第3話 Pure baby

今年で創立45周年の私立青海学園の中庭には古代ギリシャの円形劇場を模した白い大理石を敷き詰めて出来た広場がある。 


2075年5月の午後の晴天のもと、少年は青空に向けて高々と手を上げ天を指差しながら、


「かつて私は、マンティネイアの婦人ディオティマに次のように尋ねたことがある。『エロスとは一体何なのでしょうか?』と。それに対してディオティマはこう答えた」 


というプラトンの「饗宴」の台詞をたけるはまだ幼さの残る声ではきはきと述べた。


少年に歩み寄ったディオティマ役の少女が舞台の中央に進み出て、


「恋する者が最初に向かうべきは美しい肉体です。美しい肉体に向かったあとは、美しい魂に向かうこと。それによって肉体の美は魂の美よりも些細であることに気づくことができます」


とこちらは両手を胸の前で組んで熱っぽく語る。おお、さすがは久美子先輩、演じる事に慣れているな。と尊は思った。

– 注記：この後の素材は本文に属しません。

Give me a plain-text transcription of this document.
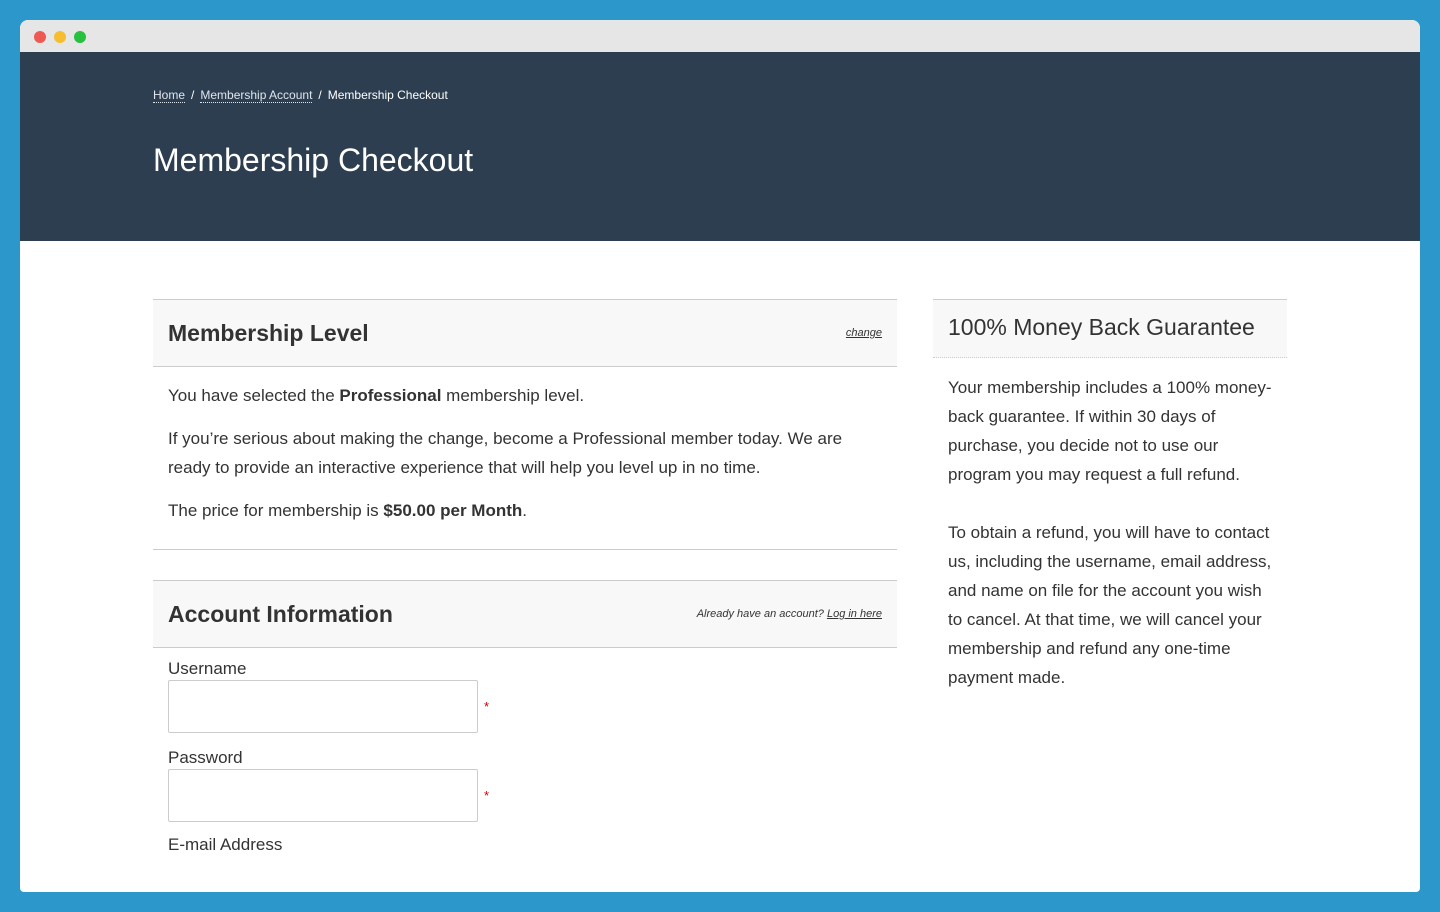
Home / Membership Account / Membership Checkout
Membership Checkout
Membership Level	change

You have selected the Professional membership level.

If you’re serious about making the change, become a Professional member today. We are ready to provide an interactive experience that will help you level up in no time.

The price for membership is $50.00 per Month.

Account Information	Already have an account? Log in here
Username
*
Password
*
E-mail Address
100% Money Back Guarantee

Your membership includes a 100% money-back guarantee. If within 30 days of purchase, you decide not to use our program you may request a full refund.

To obtain a refund, you will have to contact us, including the username, email address, and name on file for the account you wish to cancel. At that time, we will cancel your membership and refund any one-time payment made.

「はーい、台詞ちゃんと入ってて先生安心したわ。晃くんはもっと自信を込めて話すこと」


と演技指導するのは顧問で今年28才の倫理担当教諭、佐伯莉々子さえきりりこ先生。自身も学生時代演劇をしていたので指導には熱心だ。

というより何で女優かモデルにならなかったのか?ってくらい美しい顔立ちをしているので男子生徒に一番人気なのだ。

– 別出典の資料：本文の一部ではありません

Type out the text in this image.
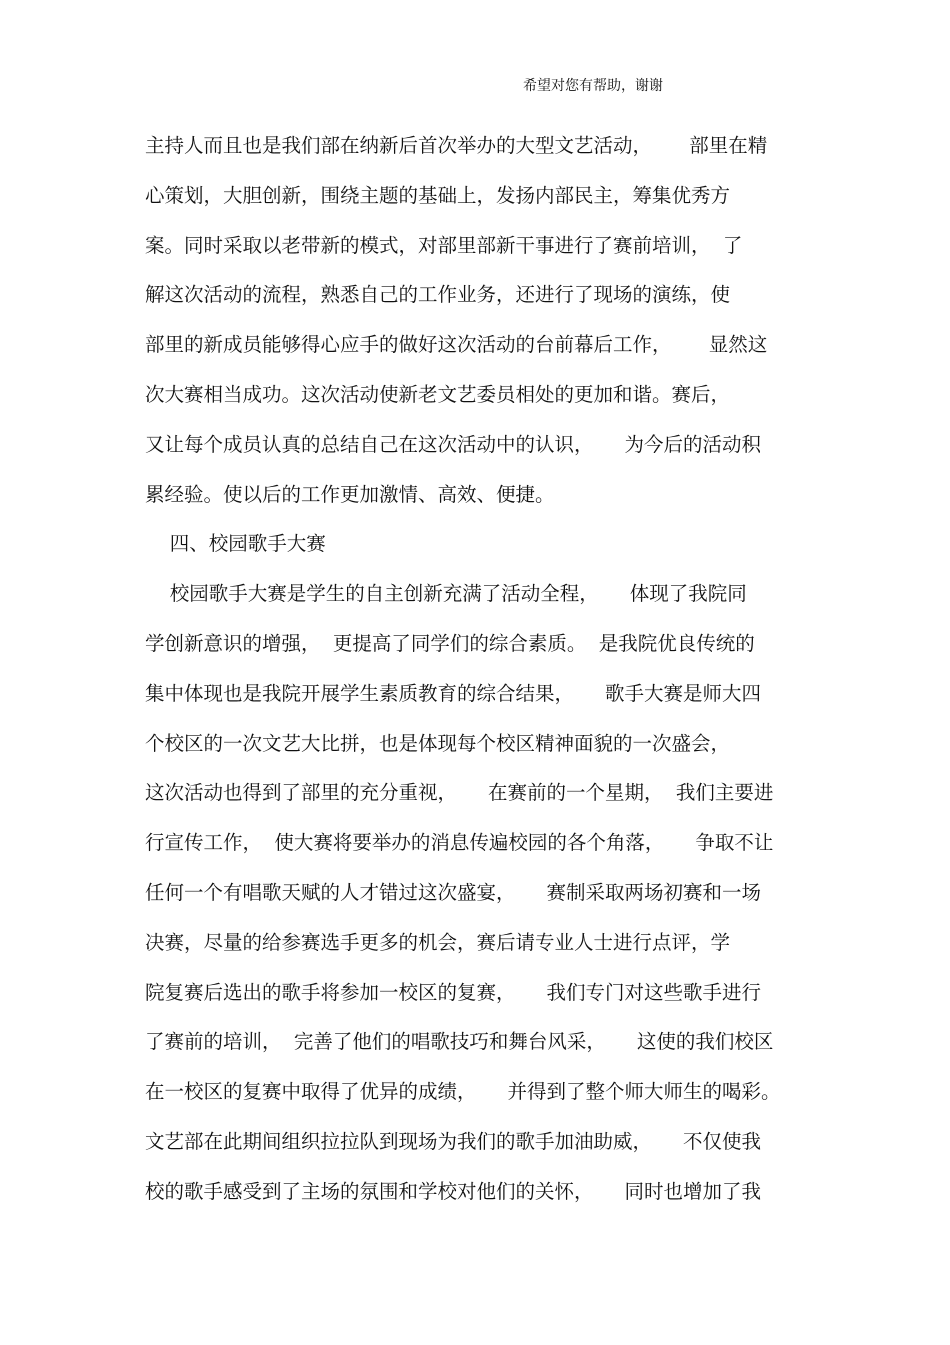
希望对您有帮助，谢谢
主持人而且也是我们部在纳新后首次举办的大型文艺活动，      部里在精
心策划，大胆创新，围绕主题的基础上，发扬内部民主，筹集优秀方
案。同时采取以老带新的模式，对部里部新干事进行了赛前培训，  了
解这次活动的流程，熟悉自己的工作业务，还进行了现场的演练，使
部里的新成员能够得心应手的做好这次活动的台前幕后工作，      显然这
次大赛相当成功。这次活动使新老文艺委员相处的更加和谐。赛后，
又让每个成员认真的总结自己在这次活动中的认识，     为今后的活动积
累经验。使以后的工作更加激情、高效、便捷。
四、校园歌手大赛
校园歌手大赛是学生的自主创新充满了活动全程，     体现了我院同
学创新意识的增强，  更提高了同学们的综合素质。  是我院优良传统的
集中体现也是我院开展学生素质教育的综合结果，     歌手大赛是师大四
个校区的一次文艺大比拼，也是体现每个校区精神面貌的一次盛会，
这次活动也得到了部里的充分重视，     在赛前的一个星期，  我们主要进
行宣传工作，  使大赛将要举办的消息传遍校园的各个角落，     争取不让
任何一个有唱歌天赋的人才错过这次盛宴，     赛制采取两场初赛和一场
决赛，尽量的给参赛选手更多的机会，赛后请专业人士进行点评，学
院复赛后选出的歌手将参加一校区的复赛，     我们专门对这些歌手进行
了赛前的培训，  完善了他们的唱歌技巧和舞台风采，     这使的我们校区
在一校区的复赛中取得了优异的成绩，     并得到了整个师大师生的喝彩。
文艺部在此期间组织拉拉队到现场为我们的歌手加油助威，     不仅使我
校的歌手感受到了主场的氛围和学校对他们的关怀，     同时也增加了我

実は尊も演劇は面倒くさいけど莉々子先生と長く居られるのなら、と入部したクチだ。


「今日はここまでにします、解散」


ぱん!と先生が手を打つと紺色の体操着で稽古していた5人の演劇部員はのろのろと円形舞台から立ち上がり、荷物を持って帰り支度をする。

 

その時、 

観客席からぱち、ぱち、ぱち。と気の無い拍手を送って「はーいダダ滑りコントお疲れ様でしたー」と皮肉たっぷりの聴き慣れた声。


「姉ちゃん!」

「タケル、お疲れ」

3つ年上の姉、茜がおかっぱの毛先をぴょこん!と跳ねさせて手を振った。


午後三時半、晃姉弟は連れ立って下校し、自宅兼店舗である「晃義肢装具店」の看板下のドアを顔と指紋の認証チェックで開けると、

 

店の奥で基盤のチェックをしている店主で兄の真砂に「ただいま兄ちゃーん」と家庭科て作った米粉ドーナツ入りのビニール袋を掲げて見せた。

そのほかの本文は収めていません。